Eduardo Galeano
La botella

En la mañana de su desdicha, Jorge Pérez se echó a caminar. Caminó sin saber por qué, sin saber a dónde, obedeciendo a sus piernas, que estaban más vivas que él y se movían sin consultarlo.

Aquella mañana, Jorge se había quedado sin trabajo. En un santiamén, y sin explicaciones, había sido echado de su empleo de muchos años en la refinería de petróleo. Y al llegar a casa había recibido carta de su único hijo, que era toda la familia que le quedaba. El hijo le decía que se sentía de lo más bien navegando en alta mar y no pensaba volver.

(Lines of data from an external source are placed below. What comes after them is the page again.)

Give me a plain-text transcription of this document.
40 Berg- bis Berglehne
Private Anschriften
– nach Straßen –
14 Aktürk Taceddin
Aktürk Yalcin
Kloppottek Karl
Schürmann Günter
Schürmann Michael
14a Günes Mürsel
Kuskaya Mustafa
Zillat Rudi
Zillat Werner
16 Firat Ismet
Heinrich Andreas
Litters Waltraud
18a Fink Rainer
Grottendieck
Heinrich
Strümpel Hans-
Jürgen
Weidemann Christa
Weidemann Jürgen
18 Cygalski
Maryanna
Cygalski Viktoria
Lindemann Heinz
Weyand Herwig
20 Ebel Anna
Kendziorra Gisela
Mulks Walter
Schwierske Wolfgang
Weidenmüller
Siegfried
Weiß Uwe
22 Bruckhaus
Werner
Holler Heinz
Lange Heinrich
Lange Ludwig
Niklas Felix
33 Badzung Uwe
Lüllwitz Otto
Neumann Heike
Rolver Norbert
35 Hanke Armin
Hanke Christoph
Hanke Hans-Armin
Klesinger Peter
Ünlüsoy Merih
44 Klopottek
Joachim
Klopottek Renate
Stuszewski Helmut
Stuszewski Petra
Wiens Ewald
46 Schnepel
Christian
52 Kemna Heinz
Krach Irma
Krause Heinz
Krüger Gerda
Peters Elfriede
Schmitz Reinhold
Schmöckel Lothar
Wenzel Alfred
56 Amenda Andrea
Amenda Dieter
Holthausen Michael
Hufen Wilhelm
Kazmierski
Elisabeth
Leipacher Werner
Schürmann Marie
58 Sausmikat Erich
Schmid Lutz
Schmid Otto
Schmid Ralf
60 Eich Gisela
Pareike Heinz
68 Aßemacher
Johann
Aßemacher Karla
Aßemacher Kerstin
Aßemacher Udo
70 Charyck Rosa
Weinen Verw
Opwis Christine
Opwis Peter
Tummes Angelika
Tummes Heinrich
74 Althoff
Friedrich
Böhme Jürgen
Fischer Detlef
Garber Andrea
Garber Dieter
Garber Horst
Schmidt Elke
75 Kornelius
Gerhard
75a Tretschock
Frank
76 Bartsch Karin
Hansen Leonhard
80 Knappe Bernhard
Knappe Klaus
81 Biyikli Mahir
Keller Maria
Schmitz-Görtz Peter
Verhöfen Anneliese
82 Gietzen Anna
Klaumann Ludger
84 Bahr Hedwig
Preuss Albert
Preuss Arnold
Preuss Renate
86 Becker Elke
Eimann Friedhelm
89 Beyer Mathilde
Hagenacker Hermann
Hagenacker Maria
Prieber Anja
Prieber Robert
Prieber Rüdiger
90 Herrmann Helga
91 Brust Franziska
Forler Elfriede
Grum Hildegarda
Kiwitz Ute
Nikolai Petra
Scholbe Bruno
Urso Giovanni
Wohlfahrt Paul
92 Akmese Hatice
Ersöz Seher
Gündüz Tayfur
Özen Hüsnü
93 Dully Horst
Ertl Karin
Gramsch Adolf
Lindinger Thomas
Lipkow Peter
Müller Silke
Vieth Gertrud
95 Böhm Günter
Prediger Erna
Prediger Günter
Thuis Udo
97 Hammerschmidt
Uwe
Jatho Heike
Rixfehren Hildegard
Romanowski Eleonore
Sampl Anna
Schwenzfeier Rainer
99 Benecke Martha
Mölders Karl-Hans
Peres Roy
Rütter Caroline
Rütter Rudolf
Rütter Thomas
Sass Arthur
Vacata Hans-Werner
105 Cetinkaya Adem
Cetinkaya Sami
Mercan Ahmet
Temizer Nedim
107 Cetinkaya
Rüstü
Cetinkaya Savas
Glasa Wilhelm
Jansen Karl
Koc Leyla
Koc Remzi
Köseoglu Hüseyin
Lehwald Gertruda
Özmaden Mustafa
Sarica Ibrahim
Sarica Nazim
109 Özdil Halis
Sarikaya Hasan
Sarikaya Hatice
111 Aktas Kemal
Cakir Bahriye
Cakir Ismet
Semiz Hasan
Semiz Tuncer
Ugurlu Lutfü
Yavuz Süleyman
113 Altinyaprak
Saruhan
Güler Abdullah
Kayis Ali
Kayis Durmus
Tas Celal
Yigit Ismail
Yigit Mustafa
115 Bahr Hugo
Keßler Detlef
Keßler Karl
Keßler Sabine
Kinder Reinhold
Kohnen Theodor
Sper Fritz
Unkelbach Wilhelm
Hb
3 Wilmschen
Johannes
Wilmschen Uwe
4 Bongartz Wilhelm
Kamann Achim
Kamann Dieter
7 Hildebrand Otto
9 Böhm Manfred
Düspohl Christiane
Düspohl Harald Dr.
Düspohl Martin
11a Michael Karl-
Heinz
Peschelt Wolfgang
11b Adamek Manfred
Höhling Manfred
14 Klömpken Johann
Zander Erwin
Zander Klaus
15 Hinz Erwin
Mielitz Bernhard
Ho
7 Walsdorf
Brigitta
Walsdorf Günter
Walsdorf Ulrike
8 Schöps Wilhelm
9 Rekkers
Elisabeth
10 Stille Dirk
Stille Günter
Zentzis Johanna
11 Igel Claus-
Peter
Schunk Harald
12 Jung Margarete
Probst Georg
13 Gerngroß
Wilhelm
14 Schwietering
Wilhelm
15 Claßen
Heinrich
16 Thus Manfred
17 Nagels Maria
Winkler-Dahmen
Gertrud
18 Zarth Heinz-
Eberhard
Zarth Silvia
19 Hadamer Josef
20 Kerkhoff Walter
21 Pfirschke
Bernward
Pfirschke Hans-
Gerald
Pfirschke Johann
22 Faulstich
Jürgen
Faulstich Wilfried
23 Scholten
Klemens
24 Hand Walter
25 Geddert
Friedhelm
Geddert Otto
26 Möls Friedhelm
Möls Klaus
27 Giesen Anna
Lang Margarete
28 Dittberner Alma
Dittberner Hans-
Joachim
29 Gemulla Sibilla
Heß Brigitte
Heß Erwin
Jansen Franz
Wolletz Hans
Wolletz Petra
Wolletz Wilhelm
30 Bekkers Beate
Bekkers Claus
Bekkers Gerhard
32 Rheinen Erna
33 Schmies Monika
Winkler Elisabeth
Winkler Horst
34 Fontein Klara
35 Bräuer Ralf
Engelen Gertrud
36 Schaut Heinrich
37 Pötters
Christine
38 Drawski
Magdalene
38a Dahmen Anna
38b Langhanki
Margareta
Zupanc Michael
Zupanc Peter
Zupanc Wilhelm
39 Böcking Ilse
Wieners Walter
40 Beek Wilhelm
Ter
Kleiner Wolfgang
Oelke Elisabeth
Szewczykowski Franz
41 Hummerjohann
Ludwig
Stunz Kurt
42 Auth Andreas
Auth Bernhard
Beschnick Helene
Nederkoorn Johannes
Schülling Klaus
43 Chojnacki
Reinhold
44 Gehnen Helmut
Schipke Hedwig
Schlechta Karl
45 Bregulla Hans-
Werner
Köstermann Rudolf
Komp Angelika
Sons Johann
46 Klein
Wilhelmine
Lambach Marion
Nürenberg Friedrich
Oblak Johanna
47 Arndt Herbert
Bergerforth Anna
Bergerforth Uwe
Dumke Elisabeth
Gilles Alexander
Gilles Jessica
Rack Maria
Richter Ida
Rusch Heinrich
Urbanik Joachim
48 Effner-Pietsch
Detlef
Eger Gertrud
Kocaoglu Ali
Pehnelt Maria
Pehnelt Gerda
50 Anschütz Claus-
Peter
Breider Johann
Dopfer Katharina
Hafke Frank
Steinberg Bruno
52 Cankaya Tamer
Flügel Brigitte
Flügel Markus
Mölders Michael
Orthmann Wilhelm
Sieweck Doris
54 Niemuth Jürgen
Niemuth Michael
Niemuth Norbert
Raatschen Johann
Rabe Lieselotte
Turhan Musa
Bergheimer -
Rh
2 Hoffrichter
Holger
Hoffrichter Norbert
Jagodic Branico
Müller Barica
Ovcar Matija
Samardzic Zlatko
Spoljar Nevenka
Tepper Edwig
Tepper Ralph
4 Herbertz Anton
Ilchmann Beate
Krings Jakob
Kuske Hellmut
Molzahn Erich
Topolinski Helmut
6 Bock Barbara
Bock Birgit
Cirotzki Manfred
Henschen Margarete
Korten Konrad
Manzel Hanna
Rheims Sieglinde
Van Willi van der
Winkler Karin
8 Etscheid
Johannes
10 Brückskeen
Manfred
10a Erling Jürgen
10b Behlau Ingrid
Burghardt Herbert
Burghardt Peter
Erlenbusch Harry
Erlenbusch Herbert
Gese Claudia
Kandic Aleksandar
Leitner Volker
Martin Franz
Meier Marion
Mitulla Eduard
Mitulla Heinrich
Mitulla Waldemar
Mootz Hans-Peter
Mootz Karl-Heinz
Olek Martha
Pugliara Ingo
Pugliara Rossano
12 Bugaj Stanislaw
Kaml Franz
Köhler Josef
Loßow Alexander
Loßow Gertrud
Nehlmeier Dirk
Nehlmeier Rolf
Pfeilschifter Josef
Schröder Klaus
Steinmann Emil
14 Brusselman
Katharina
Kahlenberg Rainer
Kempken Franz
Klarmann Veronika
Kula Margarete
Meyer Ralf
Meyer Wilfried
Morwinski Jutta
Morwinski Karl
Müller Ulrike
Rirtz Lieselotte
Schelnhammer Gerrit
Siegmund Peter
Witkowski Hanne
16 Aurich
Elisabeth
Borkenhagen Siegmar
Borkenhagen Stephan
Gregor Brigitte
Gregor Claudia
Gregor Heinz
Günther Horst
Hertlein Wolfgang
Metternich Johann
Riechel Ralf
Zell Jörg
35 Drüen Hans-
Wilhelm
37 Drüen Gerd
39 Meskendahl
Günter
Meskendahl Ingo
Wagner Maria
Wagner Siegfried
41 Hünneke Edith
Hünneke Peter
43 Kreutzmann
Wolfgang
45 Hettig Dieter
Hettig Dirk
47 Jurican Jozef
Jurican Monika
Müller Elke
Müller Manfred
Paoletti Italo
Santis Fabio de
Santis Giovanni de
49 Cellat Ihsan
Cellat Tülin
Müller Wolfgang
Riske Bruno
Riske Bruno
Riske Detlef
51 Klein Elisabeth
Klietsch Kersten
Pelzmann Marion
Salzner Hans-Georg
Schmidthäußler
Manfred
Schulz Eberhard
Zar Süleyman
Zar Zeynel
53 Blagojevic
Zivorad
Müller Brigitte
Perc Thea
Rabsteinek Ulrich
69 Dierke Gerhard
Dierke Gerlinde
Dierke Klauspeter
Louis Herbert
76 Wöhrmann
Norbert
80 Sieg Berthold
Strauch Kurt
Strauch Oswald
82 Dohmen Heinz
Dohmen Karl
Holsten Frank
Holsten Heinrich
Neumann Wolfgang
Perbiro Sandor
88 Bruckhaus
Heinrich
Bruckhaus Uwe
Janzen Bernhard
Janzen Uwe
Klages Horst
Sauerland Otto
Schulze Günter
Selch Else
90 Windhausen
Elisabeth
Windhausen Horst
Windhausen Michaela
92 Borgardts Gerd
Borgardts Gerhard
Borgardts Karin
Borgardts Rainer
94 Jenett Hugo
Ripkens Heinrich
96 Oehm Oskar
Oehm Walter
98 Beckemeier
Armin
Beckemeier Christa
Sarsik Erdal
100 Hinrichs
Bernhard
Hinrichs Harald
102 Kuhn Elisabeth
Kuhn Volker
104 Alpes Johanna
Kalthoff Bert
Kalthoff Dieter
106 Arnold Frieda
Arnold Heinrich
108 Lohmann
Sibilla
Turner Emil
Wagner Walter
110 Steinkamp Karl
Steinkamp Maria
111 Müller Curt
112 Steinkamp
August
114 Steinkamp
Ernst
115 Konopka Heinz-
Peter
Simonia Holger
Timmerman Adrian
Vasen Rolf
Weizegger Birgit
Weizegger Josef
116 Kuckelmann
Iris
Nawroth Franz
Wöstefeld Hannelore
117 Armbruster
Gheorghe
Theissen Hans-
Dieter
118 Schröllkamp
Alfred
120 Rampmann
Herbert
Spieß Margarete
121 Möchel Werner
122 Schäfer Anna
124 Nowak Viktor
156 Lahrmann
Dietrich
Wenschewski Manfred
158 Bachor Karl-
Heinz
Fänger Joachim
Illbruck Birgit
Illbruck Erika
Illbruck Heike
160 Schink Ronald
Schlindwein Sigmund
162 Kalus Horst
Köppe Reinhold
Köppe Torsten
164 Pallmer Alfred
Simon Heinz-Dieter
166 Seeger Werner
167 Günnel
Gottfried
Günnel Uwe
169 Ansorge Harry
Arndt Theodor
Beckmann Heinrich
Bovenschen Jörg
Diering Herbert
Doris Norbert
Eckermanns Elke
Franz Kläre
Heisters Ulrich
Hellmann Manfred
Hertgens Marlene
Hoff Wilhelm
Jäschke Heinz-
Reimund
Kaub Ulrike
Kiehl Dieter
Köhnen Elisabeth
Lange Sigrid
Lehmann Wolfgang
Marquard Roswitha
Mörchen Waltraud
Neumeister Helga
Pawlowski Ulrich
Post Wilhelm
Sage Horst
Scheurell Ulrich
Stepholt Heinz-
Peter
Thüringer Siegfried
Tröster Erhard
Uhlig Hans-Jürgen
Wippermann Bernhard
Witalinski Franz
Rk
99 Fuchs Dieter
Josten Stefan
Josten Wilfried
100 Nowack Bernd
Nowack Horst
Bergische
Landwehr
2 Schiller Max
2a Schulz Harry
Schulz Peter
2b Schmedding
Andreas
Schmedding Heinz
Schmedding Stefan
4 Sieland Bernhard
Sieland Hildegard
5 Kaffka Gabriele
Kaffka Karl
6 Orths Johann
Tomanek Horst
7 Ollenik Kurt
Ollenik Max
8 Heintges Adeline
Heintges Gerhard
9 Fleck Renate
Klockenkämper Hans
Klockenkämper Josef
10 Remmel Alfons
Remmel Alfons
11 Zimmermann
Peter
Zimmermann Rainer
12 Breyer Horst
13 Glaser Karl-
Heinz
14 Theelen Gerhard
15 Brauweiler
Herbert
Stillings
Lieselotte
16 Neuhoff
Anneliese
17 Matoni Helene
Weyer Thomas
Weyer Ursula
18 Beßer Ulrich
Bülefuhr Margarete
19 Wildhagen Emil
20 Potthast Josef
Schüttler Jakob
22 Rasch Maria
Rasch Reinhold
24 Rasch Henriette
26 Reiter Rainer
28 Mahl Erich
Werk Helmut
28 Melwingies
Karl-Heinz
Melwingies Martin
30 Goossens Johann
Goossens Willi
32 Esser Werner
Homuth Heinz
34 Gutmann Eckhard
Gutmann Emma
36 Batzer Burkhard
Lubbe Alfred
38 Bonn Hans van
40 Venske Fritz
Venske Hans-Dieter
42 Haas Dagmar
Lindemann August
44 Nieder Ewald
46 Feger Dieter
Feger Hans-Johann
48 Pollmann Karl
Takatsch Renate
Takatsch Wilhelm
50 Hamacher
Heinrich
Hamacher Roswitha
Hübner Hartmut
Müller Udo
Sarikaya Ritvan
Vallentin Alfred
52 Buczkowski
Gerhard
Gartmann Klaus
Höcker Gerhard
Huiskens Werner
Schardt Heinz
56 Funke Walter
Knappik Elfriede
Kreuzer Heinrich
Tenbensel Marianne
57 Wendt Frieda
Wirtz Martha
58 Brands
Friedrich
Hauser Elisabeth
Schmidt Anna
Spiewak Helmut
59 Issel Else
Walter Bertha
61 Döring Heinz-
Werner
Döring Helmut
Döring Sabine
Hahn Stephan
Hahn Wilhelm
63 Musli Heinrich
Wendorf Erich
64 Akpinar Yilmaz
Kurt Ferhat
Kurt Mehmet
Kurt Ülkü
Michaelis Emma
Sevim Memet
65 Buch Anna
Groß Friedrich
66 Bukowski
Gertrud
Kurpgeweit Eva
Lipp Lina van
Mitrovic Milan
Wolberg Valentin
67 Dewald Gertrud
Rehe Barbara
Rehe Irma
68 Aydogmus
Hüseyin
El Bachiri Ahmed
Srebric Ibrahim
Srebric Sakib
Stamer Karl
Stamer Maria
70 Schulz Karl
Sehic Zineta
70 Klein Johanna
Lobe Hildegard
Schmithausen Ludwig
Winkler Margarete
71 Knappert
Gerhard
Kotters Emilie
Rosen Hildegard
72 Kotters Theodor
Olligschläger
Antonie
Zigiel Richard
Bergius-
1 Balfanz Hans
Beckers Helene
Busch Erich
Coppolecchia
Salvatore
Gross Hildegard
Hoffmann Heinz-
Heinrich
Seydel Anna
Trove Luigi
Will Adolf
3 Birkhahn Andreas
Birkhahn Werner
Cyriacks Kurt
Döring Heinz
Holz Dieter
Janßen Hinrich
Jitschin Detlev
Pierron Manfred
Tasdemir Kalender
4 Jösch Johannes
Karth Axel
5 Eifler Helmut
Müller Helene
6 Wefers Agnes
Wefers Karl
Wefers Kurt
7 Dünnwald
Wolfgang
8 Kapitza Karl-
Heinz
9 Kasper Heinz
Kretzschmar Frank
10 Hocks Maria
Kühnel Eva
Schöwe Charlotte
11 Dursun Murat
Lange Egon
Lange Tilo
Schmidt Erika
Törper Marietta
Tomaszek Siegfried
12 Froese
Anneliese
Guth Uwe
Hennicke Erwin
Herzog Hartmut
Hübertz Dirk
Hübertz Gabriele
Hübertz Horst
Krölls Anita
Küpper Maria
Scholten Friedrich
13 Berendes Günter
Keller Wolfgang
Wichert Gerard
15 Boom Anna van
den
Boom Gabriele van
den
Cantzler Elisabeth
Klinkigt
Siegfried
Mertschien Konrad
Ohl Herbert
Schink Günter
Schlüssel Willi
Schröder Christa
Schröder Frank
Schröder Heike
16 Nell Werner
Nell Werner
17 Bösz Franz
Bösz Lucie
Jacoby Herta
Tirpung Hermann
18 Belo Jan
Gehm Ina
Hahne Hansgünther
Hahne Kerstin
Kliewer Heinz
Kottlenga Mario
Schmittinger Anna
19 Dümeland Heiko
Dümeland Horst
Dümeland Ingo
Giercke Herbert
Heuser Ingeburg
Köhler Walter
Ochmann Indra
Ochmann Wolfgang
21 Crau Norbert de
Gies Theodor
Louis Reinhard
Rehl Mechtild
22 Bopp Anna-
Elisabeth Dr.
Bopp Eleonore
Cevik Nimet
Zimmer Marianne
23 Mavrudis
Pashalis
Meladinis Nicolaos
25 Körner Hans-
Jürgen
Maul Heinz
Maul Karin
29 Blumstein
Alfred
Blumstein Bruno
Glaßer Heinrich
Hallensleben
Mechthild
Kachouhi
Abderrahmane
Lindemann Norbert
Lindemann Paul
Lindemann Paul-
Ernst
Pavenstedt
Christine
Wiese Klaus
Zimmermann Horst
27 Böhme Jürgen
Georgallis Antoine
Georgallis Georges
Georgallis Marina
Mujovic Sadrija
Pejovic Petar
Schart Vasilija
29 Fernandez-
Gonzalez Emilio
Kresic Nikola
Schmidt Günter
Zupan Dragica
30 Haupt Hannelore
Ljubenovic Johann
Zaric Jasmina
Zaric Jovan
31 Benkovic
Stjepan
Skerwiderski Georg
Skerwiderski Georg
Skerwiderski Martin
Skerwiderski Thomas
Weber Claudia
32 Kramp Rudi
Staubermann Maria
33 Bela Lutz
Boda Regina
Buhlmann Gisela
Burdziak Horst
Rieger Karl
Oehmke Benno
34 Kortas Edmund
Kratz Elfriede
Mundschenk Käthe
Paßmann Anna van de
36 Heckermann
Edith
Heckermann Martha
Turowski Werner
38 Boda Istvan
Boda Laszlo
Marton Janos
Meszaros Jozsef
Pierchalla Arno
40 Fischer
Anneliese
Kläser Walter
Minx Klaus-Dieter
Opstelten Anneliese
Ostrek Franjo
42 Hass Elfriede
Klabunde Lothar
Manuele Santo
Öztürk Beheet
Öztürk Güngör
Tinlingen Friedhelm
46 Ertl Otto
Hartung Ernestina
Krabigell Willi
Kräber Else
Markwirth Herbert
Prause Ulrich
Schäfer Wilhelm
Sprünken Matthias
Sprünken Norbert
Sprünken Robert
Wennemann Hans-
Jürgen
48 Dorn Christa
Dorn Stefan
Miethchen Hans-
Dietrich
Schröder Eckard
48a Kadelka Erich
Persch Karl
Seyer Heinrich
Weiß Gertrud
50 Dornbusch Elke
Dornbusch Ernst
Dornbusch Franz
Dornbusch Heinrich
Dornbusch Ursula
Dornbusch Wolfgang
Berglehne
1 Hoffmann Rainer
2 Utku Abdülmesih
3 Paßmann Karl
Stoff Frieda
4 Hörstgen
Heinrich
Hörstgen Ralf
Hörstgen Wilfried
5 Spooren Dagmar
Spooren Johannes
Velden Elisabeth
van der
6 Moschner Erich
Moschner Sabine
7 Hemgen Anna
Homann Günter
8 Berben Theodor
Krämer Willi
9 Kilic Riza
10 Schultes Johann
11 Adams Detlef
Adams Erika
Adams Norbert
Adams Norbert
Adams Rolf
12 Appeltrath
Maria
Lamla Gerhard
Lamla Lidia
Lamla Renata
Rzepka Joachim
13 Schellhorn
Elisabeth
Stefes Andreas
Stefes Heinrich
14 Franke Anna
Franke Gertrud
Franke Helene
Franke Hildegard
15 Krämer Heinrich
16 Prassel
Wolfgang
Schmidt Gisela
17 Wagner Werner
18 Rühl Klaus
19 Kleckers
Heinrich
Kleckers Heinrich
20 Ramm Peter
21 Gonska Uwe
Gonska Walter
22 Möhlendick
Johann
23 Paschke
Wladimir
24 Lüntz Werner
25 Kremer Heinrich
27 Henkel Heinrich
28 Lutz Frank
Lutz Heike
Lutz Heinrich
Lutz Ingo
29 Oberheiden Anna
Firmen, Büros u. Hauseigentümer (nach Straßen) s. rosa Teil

Sin nada, sin nadie, Jorge se echó a caminar a la hora en que nada ni nadie hace sombra en el mundo. Bajo el sol vertical, las piernas lo fueron llevando a lo largo de la costa sur de Puerto Rosales. Y por allí andaba, mirando sin ver, cuando le golpeó los ojos el fulgor de una botella atrapada entre los juncos. Jorge se agachó en el barro y la recogió. Era una botella de vino, pero no era vino lo que tenía adentro. En la botella, cerrada con tapón y lacre, había papales. No hay dos sin tres, temió Jorge, pero más pudo la curiosidad. Rompió el pico contra una piedra y encontró unos dibujos, algo borroneados por el agua que se había filtrado. Eran dibujos de soles y gaviotas, soles que volaban, gaviotas que brillaban. También había una carta, que había venido desde Bahía Blanca navegando por el mar y estaba dirigida a quien encuentre este mensaje:

Hola, soy Martín.

Yo tengo ocho anios.

A mí me gustan los nioqis, los huebos fritos y el color berde.

A mí me gusta dibujar.

Yo busco un amigo por los caminos del agua.